UGH. THAT’S THE SOUND OF MOST PARENTS MAKING SCHOOL LUNCHES. But not Katie Morford. Katie heads up the popular blog, Mom’s Kitchen Handbook: Raising Fresh-Food Kids in a French-Fried World and just wrote a new book with a promising title, “Best Lunch Box Ever“. Brimming with fresh, creative ideas that look just as tasty as they do nutritious, the book will be a huge help to any parent who’s ever felt stumped for on-the-go inspiration. (Just check out this video about the book to see what I mean!)
That’s why we asked her to spill her secrets. How does she put together healthy meals that her kids are happy to eat — and do it day after day? You’ll find out right here.
1. You seem so cool and creative about a chore that most parents seem to really loathe. What’s your secret?
To be honest, creativity in school lunch is the only way I’ve found to keep things interesting…for me and for the kids. I wanted to share that with others, particularly because packing lunches seems to be the biggest gripe I hear from parents. Whenever I put a recipe or tips focused on school lunch up on my blog, people really respond. And being creative doesn’t mean spending a ton of time on lunches. It doesn’t require sandwiches that are cut into fancy shapes. It’s just about keeping some fresh ideas in your repertoire and trying to have a little fun in the process.
2. What are your top 2-3 can’t-miss, works-every-time, go-to lunch ideas for your kids?
I do a quick pizza on whole wheat lavash bread that I make in my toaster oven, usually in the morning while I’m pulling together breakfast. The lavash makes an amazing crispy pizza crust. With a few veggies on top, it’s quite wholesome.
I often make a big pot of beans to use in various dishes throughout the week. For lunches, I’ll mix black beans with cheese and salsa and pack that with diced avocado and chips on the side. The thermoses always comes home empty with that one.
I can put practically anything on a crusty baguette, even a whole grain one, and the kids really go for it.
3. When do you pack lunches, in the morning or the night before? Why?
It depends on what I’m packing. I usually do some of the work in advance. For example, I fill containers with veggies and keep them in the fridge, or package up trail mix or other crunchy snacks. I prefer to make sandwiches in the morning, but I’ll have everything ready to go so I can pull it all together quickly. I think leftovers are the secret weapon of the school lunch so when I’m putting food away from dinner, I’ll often portion some into containers for lunch.

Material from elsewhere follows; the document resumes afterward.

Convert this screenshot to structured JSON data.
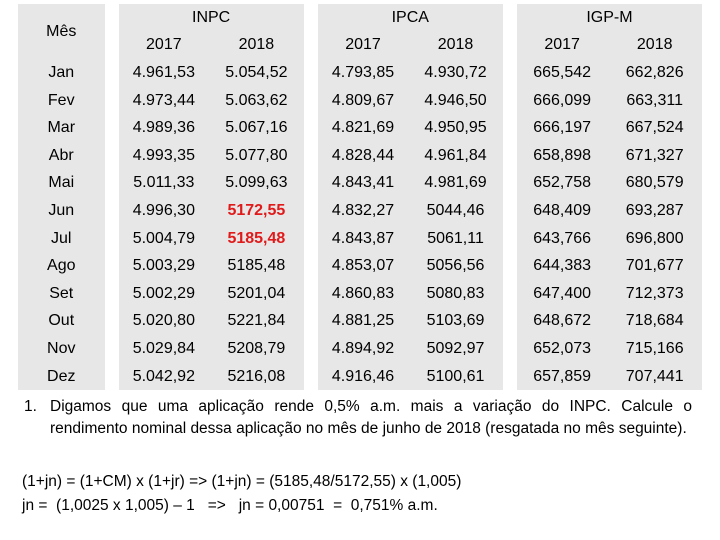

4. Packing lunches every day sounds like a lot of work (mine aren’t old enough for this yet). What are your best time-saving tips for tackling a week’s worth of lunches?
- Have your pantry and fridge stocked with lunch box-friendly foods to draw from: plenty of fruit and veggies, nut or seed butters, yogurt, eggs, a couple of bread options, cheeses, sliced turkey, a couple of wholesome snacks. My book gives a lot of ideas along these lines.
- Do some advanced prep before the week begins. For example, hard boil a few eggs, which are great for lunches. Make a big pot of applesauce, which are terrific portioned into little containers. Cut up raw vegetables or wash salad greens. I often will to do a little weekend baking with the kids where we’ll make something fun for lunches like a batch of granola bars or a healthy snack mix.
- Teach your kids to pitch in. Often, we’ll divvy up the tasks where the kids will help with the sides and I’ll do the mains or vice verse. It makes less work for me and they are more vested in eating their lunches since they were involved in making them.
- Plan for leftovers. Cook more at dinner than you’ll need so that you have enough to fill lunch boxes the next day.
5. Do your kids eat everything you pack? Have you ever packed something that was totally rejected, traded or thrown away?
I’m a big believer in experimenting because you never know until you try. Occasionally I’ll put something in there and the kids come home and tell me I went a little overboard. I sent warm sweet potatoes in thermoses once and they weren’t too keen on that, even though they normally like them. But sometimes the experimentation works. The kids now like radishes, and that is something that started in school lunches.
6. Do your kids like having a home-packed lunch better than buying at school? Any complaints and if so, how do you handle it going forward?
I think generally my kids appreciate their lunches and know that I make them healthy because I care about them. But they’re still kids and sometimes envy a classmate who has the packaged cookies or neon cheese puffs or colored juice drink. They buy lunch at school once a week and seem to think that’s about right.